Unsere MG Stellung lag auf einer kleinen Anhöhe, etwa 1km von Schrunden (Skrundi) entfernt. Im Notfall - wenn es irgendwo krachte - wurden wir angefordert und mussten Hilfestellung leisten.
So wurden wir am 07. 05. 1945 aufgefordert Stellungswechsel im Divisionsbereich vorzunehmen. Wir packten unser MG 42 mit Lafette und Munition und bezogen unsere neue Stellung in einem anderen Kompanieabschnitt, an dem kleinen Flüsschen Venta. Außer uns waren noch zwei andere Maschinengewehrgruppen unterwegs, welche die gleiche Aufgabe hatten wie wir. Wir mussten uns erst eine Stellung bauen, um das MG in Stellung zu bringen und für unseren eigenen Schutz sorgen, denn es war nichts vorbereitet. Wir bauten unser MG auf und warteten auf die Dinge die da kommen sollten. Die Nacht verging und der Morgen graute, als plötzlich überraschend von russischer Seite her ein Trommelfeuer einsetzte, das mindestens eine Stunde anhielt. Wir starrten auf die uns vorliegende Höhe, und sahen Welle auf Welle Rotarmisten den flachen Hügel herunterkommen. Das war für uns das Signal zum Eingreifen. Während die anderen beiden MGs schon ihre Schuldigkeit taten, machten wir mit unserem das Gleiche. Es war ein schlimmer Anblick. Nach einer Weile setzte das Trommelfeuer noch einmal ein, und wieder stürmten Rotarmisten in Wellen auf unsere Stellungen und wir mussten erneut dazwischen halten. Irgendwann trat zwischendurch eine Pause ein und wir merkten, dass hinter uns, an einer Waldspitze, ein robbender Soldat uns etwas zuschrie. Es war - wie ich später erfuhr - ein Melder. Wir konnten ihn nicht verstehen. Wir versuchten uns näher zu kommen und es gelang ihm uns seine Absicht zu erklären. Es sollte sofort einer zum Kompaniegefechtsstand mitkommen, zu einer wichtigen Meldung. Das Los traf mich und ich robbte zu dem Melder hinüber, der mich zu einem größeren Bunker mitnahm. Es saßen schon mehrere Leute da. Es dauerte nicht lange; ein Offizier kam herein und verkündete uns: "Ich habe Anweisung Ihnen mitzuteilen, dass Kapitulationen im Gange sind. Es soll ab sofort kein Schuss mehr abgefeuert werden, nur im äußersten Falle. Ab 14 Uhr sollen sämtliche Kampfhandlungen eingestellt werden.

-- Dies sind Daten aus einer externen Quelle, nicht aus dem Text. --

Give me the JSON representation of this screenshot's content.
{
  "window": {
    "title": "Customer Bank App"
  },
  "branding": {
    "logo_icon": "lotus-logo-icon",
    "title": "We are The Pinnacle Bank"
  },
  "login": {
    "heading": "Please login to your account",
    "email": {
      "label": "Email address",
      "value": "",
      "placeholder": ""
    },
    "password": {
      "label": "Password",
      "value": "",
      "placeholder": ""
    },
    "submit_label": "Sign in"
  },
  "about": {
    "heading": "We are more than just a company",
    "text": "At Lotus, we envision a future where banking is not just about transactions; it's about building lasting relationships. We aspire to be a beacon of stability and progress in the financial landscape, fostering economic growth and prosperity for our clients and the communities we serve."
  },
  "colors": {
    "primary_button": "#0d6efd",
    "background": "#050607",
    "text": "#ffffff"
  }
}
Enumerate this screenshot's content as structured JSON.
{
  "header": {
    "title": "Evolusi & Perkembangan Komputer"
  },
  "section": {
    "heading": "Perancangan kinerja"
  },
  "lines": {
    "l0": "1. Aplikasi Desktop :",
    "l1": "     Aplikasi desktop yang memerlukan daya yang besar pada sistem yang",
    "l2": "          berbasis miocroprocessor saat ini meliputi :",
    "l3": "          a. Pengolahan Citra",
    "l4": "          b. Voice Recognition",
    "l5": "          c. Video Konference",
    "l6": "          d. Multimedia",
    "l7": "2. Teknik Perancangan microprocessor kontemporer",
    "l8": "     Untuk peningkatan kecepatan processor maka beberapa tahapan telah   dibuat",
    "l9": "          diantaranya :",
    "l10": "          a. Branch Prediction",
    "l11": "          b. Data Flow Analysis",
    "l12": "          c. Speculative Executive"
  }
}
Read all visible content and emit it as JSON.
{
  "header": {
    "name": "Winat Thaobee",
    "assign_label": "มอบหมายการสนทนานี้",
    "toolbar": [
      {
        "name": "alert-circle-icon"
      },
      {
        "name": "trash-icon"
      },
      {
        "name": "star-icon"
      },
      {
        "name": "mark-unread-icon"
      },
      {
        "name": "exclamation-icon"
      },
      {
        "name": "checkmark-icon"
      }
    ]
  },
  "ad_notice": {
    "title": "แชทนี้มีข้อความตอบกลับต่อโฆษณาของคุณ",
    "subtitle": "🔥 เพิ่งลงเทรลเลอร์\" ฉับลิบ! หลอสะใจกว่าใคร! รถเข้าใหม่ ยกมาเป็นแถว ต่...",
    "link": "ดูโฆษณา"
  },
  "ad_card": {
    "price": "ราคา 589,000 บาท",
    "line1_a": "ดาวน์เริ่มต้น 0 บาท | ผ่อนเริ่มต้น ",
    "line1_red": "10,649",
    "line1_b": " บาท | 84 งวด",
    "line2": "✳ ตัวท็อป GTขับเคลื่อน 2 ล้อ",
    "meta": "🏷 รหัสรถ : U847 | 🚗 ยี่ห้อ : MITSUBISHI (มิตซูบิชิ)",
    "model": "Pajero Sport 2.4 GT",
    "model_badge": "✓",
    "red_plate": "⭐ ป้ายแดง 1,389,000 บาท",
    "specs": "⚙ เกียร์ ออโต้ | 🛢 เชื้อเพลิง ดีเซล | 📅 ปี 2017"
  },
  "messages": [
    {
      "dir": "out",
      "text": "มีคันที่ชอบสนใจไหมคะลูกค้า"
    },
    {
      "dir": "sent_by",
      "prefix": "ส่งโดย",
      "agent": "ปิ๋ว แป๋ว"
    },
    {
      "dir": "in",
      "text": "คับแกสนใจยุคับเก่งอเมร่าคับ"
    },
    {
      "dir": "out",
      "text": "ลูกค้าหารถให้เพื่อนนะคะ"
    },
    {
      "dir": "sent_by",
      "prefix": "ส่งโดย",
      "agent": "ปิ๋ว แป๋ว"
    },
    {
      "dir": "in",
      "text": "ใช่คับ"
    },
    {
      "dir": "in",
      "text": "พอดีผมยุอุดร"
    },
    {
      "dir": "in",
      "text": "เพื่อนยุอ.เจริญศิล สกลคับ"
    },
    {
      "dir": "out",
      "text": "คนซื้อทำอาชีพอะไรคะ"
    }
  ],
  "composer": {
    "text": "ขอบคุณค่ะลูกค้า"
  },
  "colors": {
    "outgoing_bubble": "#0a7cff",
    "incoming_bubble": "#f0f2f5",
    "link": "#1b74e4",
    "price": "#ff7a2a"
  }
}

Weiteres bleibe abzuwarten". Er gab uns schließlich den Bescheid, dies weiter zu vermitteln, sich ruhig zu verhalten usw. und dann konnten wir gehen.
Draußen war inzwischen große Ruhe eingetreten - kein Schuss fiel mehr. Als ich zu unserer Stellung zurück kam, informierte ich meine Kameraden; die wollten es mir kaum glauben, dass der Krieg schon zu Ende sei. Aber dann vollzog sich vor unseren Augen eine Situation, die uns unglaubhaft erschien:
Russen und Deutsche standen da, wo wir noch vor kurzem hingeschossen hatten, tauschten Zigaretten gegen Tabak, begrüßten sich und vieles mehr. Jetzt bekamen auch wir Lust uns dieses aus nächster Nähe einmal anzusehen. Ich ging mit zwei Kameraden hin und wir erlebten dieses Schauspiel von nahem. Da lagen noch die toten Russen - etwa 50 an der Zahl - herum. Über manche musste man noch einen großen Schritt machen und die Fröhlichkeit unter den Russen war groß.
Ein etwas Deutsch sprechender russischer Offizier mit hohem Dienstgrad verlangte den Kommandanten unseres Abschnittes. Es gab auf unserer Seite nur einen Oberleutnant der sich ihm vorstellte. Der Russe fragte: "Wie stark ist Ihre Division?" Darauf der Oberleutnant: "Ich habe nur einen Kompanieabschnitt." Er zeigte mit dem Finger auf jedes Schützenloch und nannte die Anzahl der Männer. Der Russe kam aus dem Staunen nicht heraus. Er glaubte kaum, dass man mit so einer kleinen Anzahl von Leuten die Stellung halten und soviel Unheil anrichten kann, dass er 50 Mann einbüßen musste. Er brüstete sich, mit einer ganzen Division auf der anderen Seite zu stehen. Er blieb aber bei guter Laune, denn der Krieg war ja für Ihn zu Ende. Sogar siegreich - da spielten die Paar, die da lagen und jetzt nach und nach weggetragen wurden, keine Rolle mehr. Es gab auf unserer Seite einen einzigen Toten. Der hatte im Eifer des Gefechtes sich eine Panzerfaust beim Abschießen vor die Brust gesetzt.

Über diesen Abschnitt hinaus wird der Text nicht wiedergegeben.